The drawings are one way of demonstrating how the research might be applied to architectural design. It is how we can design a home that are inspired by the vessels and host these vessels.

I wanted to imagine an architecture on an imagined site, a site in my dreams where the notions of home from different homes I lived in linger and become a representation of my identity. The site is The Dreamer’s Grounding. Pixelation can be a sign of authority and violence, as Forensic Architecture has disclosed by studying the places vulnerable to violence.. The uncertainty, or the blurring from the public also can be used as a space for viewers, occupants and the makers to create, defining spaces through the lens of the diaspora. The main agenda of the site is to define the factors that signify the muffled voices of the diaspora as “found objects,” translating these factors into a place where a positive outcome can be generated. 

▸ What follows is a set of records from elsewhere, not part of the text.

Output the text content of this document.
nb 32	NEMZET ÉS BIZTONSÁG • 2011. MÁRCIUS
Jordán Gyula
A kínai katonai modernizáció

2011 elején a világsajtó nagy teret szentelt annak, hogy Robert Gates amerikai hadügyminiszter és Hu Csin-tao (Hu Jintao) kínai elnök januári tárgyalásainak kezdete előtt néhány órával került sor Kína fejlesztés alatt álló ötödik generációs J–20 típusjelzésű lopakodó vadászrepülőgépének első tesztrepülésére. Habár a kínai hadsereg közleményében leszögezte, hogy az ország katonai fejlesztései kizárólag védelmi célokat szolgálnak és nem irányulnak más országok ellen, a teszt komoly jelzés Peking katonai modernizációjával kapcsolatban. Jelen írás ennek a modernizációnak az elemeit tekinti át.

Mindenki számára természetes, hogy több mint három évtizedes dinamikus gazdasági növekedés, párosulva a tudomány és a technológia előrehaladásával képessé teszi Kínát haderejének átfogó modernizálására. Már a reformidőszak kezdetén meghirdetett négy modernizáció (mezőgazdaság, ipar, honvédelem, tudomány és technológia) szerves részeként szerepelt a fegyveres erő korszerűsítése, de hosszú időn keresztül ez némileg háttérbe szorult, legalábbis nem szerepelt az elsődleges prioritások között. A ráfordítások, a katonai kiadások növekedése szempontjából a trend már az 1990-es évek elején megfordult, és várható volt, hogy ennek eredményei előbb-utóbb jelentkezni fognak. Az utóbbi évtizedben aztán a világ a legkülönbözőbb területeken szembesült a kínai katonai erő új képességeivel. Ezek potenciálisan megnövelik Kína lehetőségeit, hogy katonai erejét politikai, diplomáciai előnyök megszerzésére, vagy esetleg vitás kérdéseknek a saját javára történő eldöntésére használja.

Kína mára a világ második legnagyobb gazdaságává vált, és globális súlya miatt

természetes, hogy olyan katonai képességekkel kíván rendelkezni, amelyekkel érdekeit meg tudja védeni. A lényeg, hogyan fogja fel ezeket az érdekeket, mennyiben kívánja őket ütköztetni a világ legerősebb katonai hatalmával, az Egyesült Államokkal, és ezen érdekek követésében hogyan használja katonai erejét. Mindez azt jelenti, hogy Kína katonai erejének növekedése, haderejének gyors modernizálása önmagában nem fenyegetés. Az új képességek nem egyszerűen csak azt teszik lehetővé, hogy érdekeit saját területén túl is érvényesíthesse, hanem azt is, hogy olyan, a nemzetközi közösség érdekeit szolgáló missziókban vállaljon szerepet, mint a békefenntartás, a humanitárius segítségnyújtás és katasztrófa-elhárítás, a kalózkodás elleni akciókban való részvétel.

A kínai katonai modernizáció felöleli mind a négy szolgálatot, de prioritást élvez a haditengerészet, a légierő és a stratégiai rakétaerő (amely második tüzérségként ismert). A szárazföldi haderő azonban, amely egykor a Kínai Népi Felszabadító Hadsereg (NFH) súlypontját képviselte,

These vessels are drawn into the ambiguous site, letting the viewer and the maker imagine and dream of where the built architecture would be according to the placement and the usage of these vessels accordingly. The CAD drawings of these vessels that have been generated post the production of the vessels is an example of how we can create a conventional architecture for the diasporic communities. It is a translation from a personal, “informal” or “unconventional” architectural form to a more conventional architectural study.

The thesis is a celebration of the resilience of marginalised communities; the homes of these communities are not a physical structure but a symbol of enduring spirit whose notions of home are in constant translation as their cultural identities amalgamate with their lived experiences.